Elles sont jeunes, très jeunes, trop jeunes. Trop jeunes pour être mère, trop jeunes même pour être adultes. Leur âme de petites filles n’en a pas fini de grandir. « Jeunes Mères », des frères Dardenne, est un film dramatique du quotidien.

Elles cinq, Jessica, Perla, Julie, Ariane et Naïma, ont entre quinze et dix-huit ans, et elles sont déjà mamans. Toutes, elles vivent provisoirement au sein d’une « Maison maternelle », institution dans laquelle éducatrices, soignantes et puéricultrices s’ingénient à les aider à vivre leur maternité plus sereinement ou bien à faire adopter leurs bébés.

Et ces « bébés mamans » ont une maladresse touchante dans les gestes les plus simples du quotidien : changer un bébé, s’occuper de lui, lui nettoyer le nombril, attacher la ceinture du siège auto…

« Jeunes Mères » des frères Dardenne © Les Films du Fleuve / Cinéart

Elles sont les filles de mères qui les ont abandonnées, ou placées, ou battues, ou terrorisées, et de pères qui n’existent pas ou n’ont jamais existé, ou si peu. Mères démissionnaires et pères absents.

Jessica a juste besoin qu’on la prenne dans les bras, qu’une mère s’occupe d’elle faute de quoi elle ne peut pas être mère à son tour. Perla a besoin d’un homme près d’elle, de Romain, le père de son enfant, pour pouvoir, elle aussi, comme sa grande sœur, construire une famille, une vraie famille, un foyer, un vrai foyer.

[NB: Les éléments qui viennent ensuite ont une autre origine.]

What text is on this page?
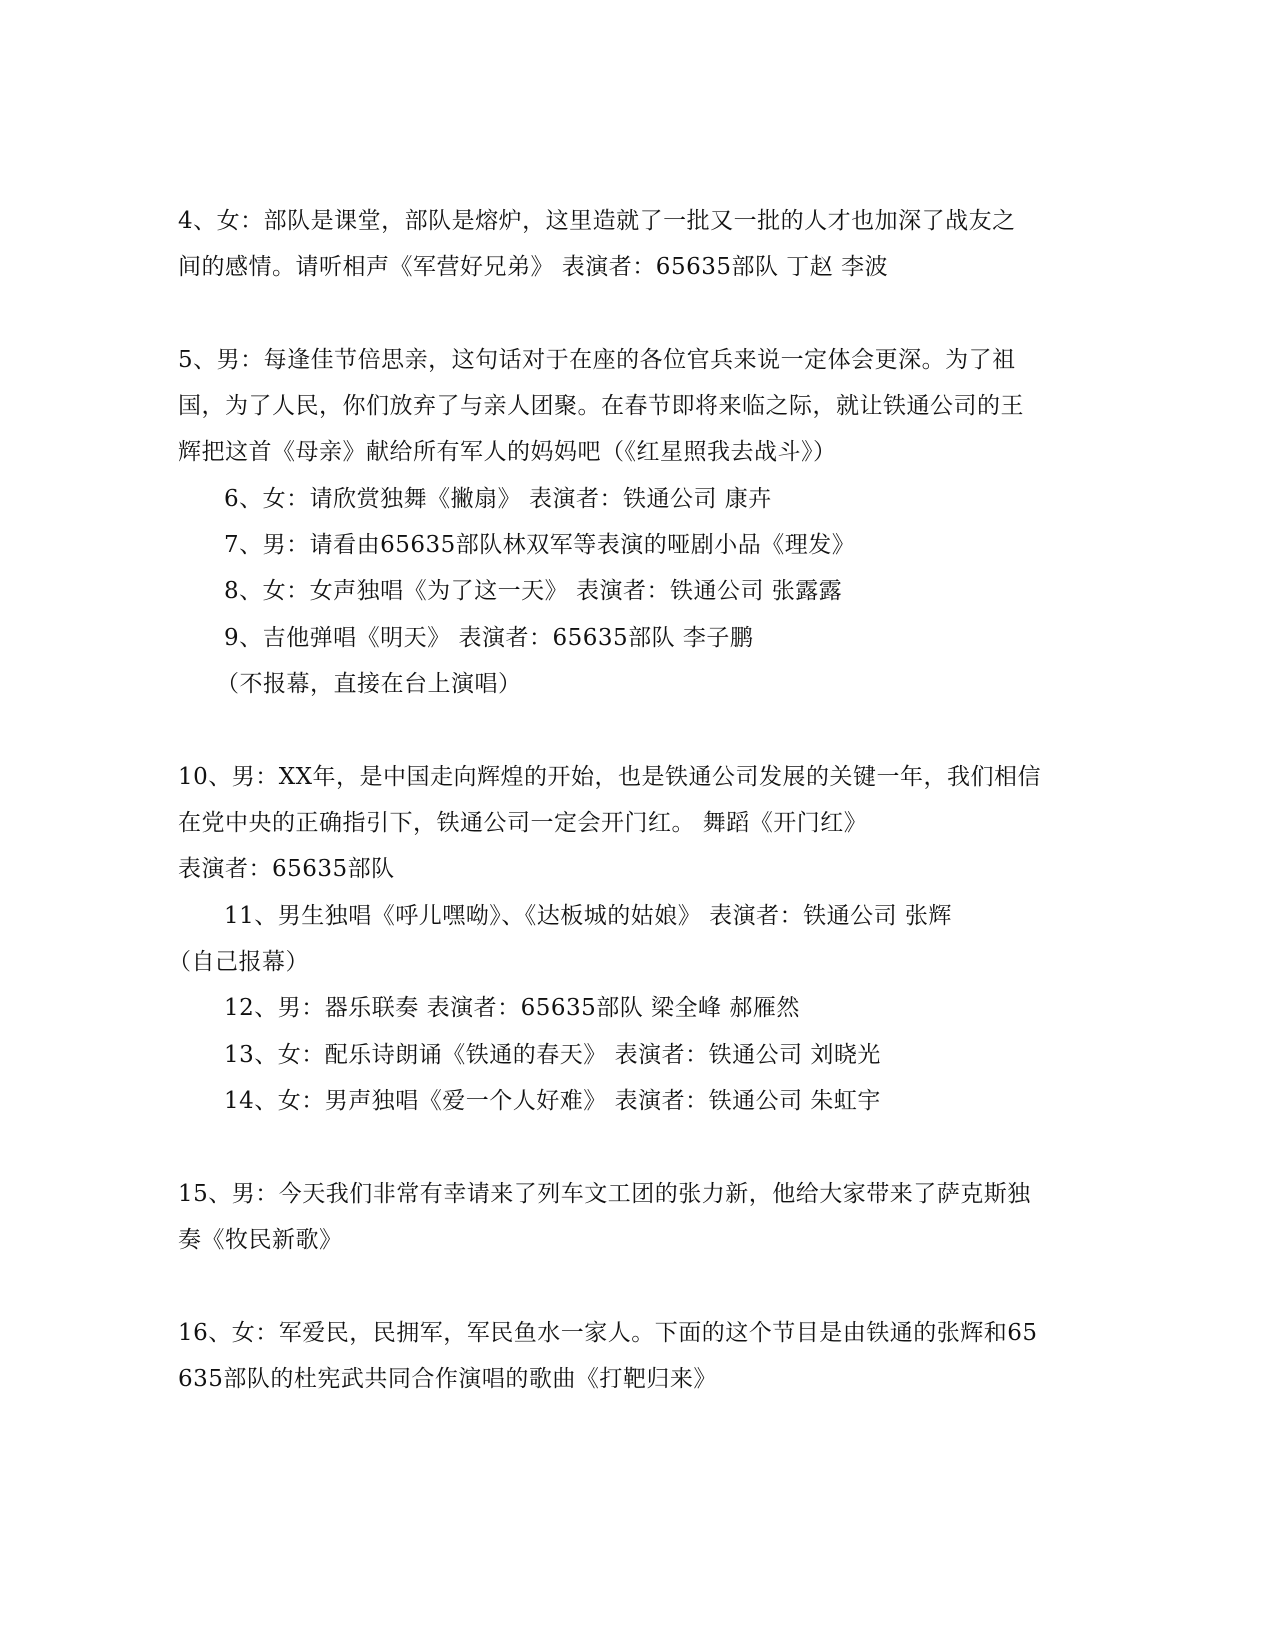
4、女：部队是课堂，部队是熔炉，这里造就了一批又一批的人才也加深了战友之
间的感情。请听相声《军营好兄弟》 表演者：65635部队 丁赵 李波
5、男：每逢佳节倍思亲，这句话对于在座的各位官兵来说一定体会更深。为了祖
国，为了人民，你们放弃了与亲人团聚。在春节即将来临之际，就让铁通公司的王
辉把这首《母亲》献给所有军人的妈妈吧（《红星照我去战斗》）
6、女：请欣赏独舞《撇扇》 表演者：铁通公司 康卉
7、男：请看由65635部队林双军等表演的哑剧小品《理发》
8、女：女声独唱《为了这一天》 表演者：铁通公司 张露露
9、吉他弹唱《明天》 表演者：65635部队 李子鹏
（不报幕，直接在台上演唱）
10、男：XX年，是中国走向辉煌的开始，也是铁通公司发展的关键一年，我们相信
在党中央的正确指引下，铁通公司一定会开门红。 舞蹈《开门红》
表演者：65635部队
11、男生独唱《呼儿嘿呦》、《达板城的姑娘》 表演者：铁通公司 张辉
（自己报幕）
12、男：器乐联奏 表演者：65635部队 梁全峰 郝雁然
13、女：配乐诗朗诵《铁通的春天》 表演者：铁通公司 刘晓光
14、女：男声独唱《爱一个人好难》 表演者：铁通公司 朱虹宇
15、男：今天我们非常有幸请来了列车文工团的张力新，他给大家带来了萨克斯独
奏《牧民新歌》
16、女：军爱民，民拥军，军民鱼水一家人。下面的这个节目是由铁通的张辉和65
635部队的杜宪武共同合作演唱的歌曲《打靶归来》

Julie n’arrive pas à sortir de la drogue. Ariane ne peut pas faire autrement que faire adopter sa petite Lili pour que, plus tard, bien plus tard, en 2042, la gosse sache qu’elle fait ça pour son bien, pour la faire échapper à la fatalité sociale, à la misère, à la boisson, à l’enfer du quotidien.

« Jeunes Mères » des frères Dardenne © Les Films du Fleuve / Cinéart

Elles sont les enfants d’avance défuntes d’un siècle qui n’assume pas l’enfance. Elles vivent dans un univers traumatisé par le manque d’argent, le chômage, l’alcool, la drogue et surtout, surtout, le manque d’amour. Le film est clair sur ce constat incontournable et terrifiant : quand on n’a pas été aimé, on ne peut pas aimer à son tour.

Le monde de ces cinq-là, c’est le nôtre : un monde dans lequel la contraception et l’avortement, même admis, même légalisés, même répandus, ne résolvent pas le problème crucial du choix. Un monde dans lequel l’engrenage social broie les avancées de la société et le progrès des technologies.

« Jeunes Mères » des frères Dardenne © Les Films du Fleuve / Cinéart

Comment pourraient-elle, ces cinq-là, ces « encore » petites filles, porter sur leurs épaules le poids de l’avenir, et puis de quel avenir ? Quels bébés promis à quel avenir sous le ciel bas et lourd d’une Belgique traumatisante et mortifère?

Heureusement qu’une ex-enseignante, profondément généreuse et optimiste (ce devrait être un pléonasme !), va jouer au piano La Marche turque de Mozart pour arracher un sourire à la petite Mia, la fille de Julie. Et ce menuet ridicule et joué mécaniquement libère comme le feraient des larmes.